Senate Years of Service:1857-1869
DIXON, James, a Representative and a Senator from Connecticut; born in Enfield, Hartford County, Conn., August 5, 1814; pursued preparatory studies; graduated from Williams College, Williamstown, Mass., in 1834; studied law; admitted to the bar in 1834 and commenced practice in Enfield, Conn.; member, State house of representatives 1837-1838, 1844, and served as speaker in 1837; moved to Hartford, Conn., in 1839 and continued the practice of law; elected as a Whig to the Twenty-ninth and Thirtieth Congresses (March 4, 1845-March 3, 1849); member, State house of representatives 1854; declined the nomination for Governor of Connecticut in 1854; unsuccessful candidate for United States Senator in 1854; elected as a Republican to the United States Senate in 1856; reelected in 1863, and served from March 4, 1857, to March 3, 1869; chairman, Committee to Audit and Control the Contingent Expenses (Thirty-seventh and Thirty-eighth Congresses), Committee on District of Columbia (Thirty-eighth and Thirty-ninth Congresses), Committee on Post Office and Post Roads (Thirty-ninth Congress); unsuccessful Democratic candidate for the United States Senate and the House of Representatives in 1868; appointed Minister to Russia in 1869 but declined; engaged in literary pursuits and extensive traveling until his death in Hartford, Conn., March 27, 1873; interment in Cedar Hill Cemetery.

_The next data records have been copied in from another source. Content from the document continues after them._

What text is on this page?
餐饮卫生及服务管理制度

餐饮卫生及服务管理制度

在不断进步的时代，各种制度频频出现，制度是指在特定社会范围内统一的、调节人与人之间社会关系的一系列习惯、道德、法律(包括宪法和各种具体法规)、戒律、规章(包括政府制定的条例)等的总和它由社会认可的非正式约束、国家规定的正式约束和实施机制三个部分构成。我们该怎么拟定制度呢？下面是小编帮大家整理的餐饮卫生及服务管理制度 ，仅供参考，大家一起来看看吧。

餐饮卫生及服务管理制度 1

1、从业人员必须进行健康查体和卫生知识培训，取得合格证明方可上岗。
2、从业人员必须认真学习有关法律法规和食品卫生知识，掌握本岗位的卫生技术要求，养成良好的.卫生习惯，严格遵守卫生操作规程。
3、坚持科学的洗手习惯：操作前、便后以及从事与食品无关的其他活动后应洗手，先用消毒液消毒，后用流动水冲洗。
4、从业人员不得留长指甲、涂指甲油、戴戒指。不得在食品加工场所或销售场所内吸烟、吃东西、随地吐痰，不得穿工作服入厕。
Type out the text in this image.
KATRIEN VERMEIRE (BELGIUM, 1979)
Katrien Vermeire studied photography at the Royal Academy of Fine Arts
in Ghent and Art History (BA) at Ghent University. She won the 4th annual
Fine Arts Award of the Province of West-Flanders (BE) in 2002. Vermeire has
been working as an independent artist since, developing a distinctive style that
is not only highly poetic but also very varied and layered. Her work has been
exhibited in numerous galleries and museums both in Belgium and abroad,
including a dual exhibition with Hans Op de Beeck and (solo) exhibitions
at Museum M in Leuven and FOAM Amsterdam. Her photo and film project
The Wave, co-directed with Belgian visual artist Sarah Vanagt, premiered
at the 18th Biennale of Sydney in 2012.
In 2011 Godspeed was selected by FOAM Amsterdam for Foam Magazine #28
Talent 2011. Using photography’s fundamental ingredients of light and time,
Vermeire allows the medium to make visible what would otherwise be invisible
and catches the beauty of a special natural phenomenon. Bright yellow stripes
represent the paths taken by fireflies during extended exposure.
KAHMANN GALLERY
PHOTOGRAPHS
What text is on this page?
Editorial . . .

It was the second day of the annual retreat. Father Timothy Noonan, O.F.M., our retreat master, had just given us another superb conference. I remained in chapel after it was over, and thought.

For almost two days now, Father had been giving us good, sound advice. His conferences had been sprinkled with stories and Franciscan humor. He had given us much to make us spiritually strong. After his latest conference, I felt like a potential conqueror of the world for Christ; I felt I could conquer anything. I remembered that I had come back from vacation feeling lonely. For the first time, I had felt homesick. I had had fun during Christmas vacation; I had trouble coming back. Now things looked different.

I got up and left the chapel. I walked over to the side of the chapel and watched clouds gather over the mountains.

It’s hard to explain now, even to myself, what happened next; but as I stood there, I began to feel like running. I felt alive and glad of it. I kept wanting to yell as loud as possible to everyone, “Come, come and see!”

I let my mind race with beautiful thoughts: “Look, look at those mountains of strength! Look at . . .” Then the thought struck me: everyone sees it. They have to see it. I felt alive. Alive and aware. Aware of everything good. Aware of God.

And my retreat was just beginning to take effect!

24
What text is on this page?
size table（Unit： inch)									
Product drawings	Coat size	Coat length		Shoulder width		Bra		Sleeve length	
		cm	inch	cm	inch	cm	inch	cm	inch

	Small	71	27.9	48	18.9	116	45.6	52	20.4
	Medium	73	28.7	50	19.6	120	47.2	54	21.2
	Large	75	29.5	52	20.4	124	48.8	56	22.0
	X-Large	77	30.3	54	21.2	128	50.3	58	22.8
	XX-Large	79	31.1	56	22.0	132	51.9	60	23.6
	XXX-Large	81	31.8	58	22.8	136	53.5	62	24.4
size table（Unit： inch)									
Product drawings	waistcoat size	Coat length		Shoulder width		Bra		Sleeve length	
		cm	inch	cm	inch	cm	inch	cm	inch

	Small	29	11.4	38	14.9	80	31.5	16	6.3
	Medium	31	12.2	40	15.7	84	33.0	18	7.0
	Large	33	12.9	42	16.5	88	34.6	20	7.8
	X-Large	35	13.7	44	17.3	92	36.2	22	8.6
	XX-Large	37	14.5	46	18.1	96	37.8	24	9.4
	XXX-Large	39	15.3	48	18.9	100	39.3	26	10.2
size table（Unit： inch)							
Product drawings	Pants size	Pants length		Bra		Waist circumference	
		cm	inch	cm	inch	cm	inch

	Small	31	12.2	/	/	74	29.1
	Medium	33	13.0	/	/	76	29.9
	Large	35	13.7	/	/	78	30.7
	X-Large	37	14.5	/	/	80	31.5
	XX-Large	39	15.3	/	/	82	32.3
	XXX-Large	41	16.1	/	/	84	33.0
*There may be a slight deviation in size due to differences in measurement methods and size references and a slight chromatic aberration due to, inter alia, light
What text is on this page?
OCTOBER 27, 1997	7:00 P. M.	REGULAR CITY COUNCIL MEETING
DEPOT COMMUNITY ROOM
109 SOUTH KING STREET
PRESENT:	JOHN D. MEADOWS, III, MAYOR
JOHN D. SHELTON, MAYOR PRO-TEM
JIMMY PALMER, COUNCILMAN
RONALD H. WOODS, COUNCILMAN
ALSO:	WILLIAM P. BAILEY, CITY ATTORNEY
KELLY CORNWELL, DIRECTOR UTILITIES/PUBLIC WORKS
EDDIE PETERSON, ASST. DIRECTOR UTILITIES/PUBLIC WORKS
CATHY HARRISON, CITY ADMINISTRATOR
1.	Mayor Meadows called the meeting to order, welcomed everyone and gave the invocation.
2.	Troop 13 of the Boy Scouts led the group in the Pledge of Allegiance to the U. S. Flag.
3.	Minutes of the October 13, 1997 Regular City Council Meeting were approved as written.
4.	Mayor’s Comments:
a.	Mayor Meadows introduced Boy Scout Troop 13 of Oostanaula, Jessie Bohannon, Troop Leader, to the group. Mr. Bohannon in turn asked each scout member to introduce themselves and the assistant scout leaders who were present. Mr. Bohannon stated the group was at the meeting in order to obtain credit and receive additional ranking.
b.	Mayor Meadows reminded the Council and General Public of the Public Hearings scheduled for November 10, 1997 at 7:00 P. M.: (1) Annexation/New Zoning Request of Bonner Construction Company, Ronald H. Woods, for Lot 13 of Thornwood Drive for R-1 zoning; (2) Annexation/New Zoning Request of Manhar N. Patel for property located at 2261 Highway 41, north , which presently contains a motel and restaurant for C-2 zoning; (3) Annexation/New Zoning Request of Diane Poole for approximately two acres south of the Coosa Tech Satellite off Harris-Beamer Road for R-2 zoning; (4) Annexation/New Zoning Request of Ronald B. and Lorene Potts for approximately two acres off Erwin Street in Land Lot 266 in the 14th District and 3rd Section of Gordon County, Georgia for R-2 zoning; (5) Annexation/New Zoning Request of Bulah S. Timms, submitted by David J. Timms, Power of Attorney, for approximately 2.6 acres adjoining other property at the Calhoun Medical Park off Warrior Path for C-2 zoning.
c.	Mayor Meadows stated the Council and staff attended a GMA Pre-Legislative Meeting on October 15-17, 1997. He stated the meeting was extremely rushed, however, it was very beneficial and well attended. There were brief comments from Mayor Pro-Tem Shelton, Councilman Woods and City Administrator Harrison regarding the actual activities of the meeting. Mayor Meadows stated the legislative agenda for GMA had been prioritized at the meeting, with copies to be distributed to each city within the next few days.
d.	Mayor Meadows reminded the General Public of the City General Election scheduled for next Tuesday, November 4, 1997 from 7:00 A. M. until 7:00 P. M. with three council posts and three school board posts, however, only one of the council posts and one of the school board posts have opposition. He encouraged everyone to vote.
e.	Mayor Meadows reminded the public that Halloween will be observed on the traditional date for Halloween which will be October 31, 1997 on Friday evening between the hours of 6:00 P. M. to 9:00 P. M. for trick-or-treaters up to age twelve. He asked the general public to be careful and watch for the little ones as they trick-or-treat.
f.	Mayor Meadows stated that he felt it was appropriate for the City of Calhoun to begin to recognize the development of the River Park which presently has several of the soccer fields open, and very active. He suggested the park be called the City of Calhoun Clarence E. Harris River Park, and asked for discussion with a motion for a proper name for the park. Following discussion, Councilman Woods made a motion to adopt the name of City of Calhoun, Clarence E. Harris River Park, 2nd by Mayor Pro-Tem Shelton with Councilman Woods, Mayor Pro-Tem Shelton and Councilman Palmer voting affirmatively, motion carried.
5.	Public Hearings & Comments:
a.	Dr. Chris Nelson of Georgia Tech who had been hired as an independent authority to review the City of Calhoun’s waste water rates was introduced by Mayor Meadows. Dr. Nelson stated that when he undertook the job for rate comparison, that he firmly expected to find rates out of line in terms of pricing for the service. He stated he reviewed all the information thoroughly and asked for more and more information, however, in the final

BibliographyDictionary of American Biography; Albright, Claude. “Dixon, Doolittle, and Norton: The Forgotten Republican Votes on Andrew Johnson's Impeachment.“ Wisconsin Magazine of History 59 (Winter 1975-1976): 91-100; Burr, Nelson B. “United States Senator James Dixon: 1814-1873, Episcopalian Anti-Slavery Statesman.“ History Magazine of the Protestant Episcopal Church 50 (March 1981): 29-72.